Tuesday, September 18, 2007

Classifying causes

I have had a comment on my last post regarding the Virgin train crash. It questions whether there are problems with accident investigation because we have not properly defined the terminology used to describe different types of cause (e.g. "immediate" and "underlying").

My view is that these classifications of cause do not give us the full range needed to fully explain an accident. The reality is that there are many different types of failure that can contribute to an accident, and each of these failures may have multiple causes. Most accidents will start with a combination of technical, human and organisational failures that create a hazardous situation. This already highlights the complexity. For example, a human error can be an "immediate" cause of an accident, but it can also cause a technical failure, in which case the human error would be an "underlying" cause.

This is further complicated by the fact that a hazardous situation does not necessarily result in an accident. If the situation has been predicted defences can be put in place. Only if these fail do you have a developing incident. Even then there are opportunities to recover the situation. Failure to recover results in an accident, whilst successful recovery means it is a near miss.
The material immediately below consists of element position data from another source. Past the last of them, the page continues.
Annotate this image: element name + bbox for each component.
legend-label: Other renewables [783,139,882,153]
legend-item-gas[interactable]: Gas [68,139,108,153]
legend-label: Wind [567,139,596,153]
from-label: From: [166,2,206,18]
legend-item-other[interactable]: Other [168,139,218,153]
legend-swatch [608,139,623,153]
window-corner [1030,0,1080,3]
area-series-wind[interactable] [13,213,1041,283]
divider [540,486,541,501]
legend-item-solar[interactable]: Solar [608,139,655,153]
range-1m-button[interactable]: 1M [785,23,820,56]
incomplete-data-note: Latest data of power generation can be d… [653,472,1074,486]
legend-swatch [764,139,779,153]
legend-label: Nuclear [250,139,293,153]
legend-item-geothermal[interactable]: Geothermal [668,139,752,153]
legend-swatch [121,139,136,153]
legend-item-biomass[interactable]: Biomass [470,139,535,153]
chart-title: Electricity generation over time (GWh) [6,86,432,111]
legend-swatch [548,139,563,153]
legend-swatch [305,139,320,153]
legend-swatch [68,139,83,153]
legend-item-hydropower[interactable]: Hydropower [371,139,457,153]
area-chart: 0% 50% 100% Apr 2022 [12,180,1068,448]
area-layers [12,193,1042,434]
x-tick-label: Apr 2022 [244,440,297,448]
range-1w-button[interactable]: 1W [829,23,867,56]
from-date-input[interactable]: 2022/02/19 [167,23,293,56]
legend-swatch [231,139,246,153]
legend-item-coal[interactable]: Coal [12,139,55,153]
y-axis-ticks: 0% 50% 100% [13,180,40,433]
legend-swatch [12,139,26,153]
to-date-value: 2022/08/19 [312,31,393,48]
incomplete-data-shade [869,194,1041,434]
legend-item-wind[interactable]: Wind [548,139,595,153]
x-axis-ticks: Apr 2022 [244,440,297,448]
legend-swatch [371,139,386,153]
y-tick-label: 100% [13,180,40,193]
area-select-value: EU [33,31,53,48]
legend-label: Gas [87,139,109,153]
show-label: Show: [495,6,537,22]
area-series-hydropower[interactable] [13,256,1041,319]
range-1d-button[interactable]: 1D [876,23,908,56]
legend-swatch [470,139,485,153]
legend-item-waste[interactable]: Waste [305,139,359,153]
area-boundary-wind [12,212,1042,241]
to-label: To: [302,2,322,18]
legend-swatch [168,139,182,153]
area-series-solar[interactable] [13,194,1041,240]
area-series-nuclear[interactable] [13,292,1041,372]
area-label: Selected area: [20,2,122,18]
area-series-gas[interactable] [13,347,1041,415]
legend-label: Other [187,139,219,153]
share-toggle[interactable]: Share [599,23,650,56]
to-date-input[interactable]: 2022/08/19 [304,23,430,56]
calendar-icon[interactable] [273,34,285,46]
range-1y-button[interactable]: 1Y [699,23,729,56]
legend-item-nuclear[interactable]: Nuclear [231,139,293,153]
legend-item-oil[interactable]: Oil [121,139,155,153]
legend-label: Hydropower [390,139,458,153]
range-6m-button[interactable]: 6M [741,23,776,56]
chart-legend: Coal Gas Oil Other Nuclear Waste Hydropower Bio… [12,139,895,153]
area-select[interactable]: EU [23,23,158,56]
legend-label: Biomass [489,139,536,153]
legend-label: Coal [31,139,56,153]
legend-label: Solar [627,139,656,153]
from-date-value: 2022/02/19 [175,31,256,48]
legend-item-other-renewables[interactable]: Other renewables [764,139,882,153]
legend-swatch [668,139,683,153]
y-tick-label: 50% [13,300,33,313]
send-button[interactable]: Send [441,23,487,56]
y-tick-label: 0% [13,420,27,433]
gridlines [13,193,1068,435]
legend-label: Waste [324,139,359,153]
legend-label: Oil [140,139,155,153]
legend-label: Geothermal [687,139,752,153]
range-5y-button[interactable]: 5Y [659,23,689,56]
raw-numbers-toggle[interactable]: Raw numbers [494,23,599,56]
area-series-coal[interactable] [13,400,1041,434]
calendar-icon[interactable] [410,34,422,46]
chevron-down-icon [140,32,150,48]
If I look at an accident I tend to start by thinking "what failures resulted in a hazardous situation developing, were there potential defences and did they fail, and could the situation have been recovered?" This gives me a set of failures (you may call them "immediate" causes) that require analysis. These can then be broken down, for example using "why trees" until the root causes are found. In this case the root causes are where the "why tree" cannot be broken down any further.

My view of failure types comes from a model I first saw in the PhD thesis of Tjerk van Der Schaaf, who is now a professor at Eidhoven University. You can see the model reproduced in another thesis (see figure 1.1 on page 6).

Andy Brazier

Friday, September 14, 2007

Virgin Rail crash, February 2007

A summary of Network Rail's investigation into the Virgin rail crash that killed one person was released 4 September 2007. It is available from here

The report uses a lot of railway jargon that I am not familiar with.

The conclusions identify the immediate cause as the deterioration of components in the stretcher bar system on the points. Underlying cause was a failure to carry out an inspection that would have identified the fault.
* Deficiencies in the asset inspection and maintenance regime employed on Lancs & Cumbria maintenance area resulted in the deterioration of 2B points not being identified. These deficiencies included:
* A breakdown in the local management/supervisory structure that leads, monitors and regulates asset inspection and maintenance activities;
* A systematic failure in the track patrolling regime employed on the local area;
* The issue and subsequent briefing of mandated standards not being carried out in a robust and auditable manner;
* A lack of sample verification to test the quality and arrangements for inspections undertaken.

I find this quite bizarre. Failure to inspect something does not cause it to fail. Yes, it may allow a hazard to be discovered before an accident occurs, but that is not the same thing. It sounds to me like Network rail are trying to distract us from more fundamental problems with the design of points. Especially given the fact we still do not know what caused the Potter's Bar train crash, which also involved a failure of points.

In fact, reading more of the report into this crash it seems design issues were raised, and most of the action items are focussed on these types of issue. This makes it even more strange in my opinion that the conclusions in the report (which are probably all that most people will read) are so focussed on inspection.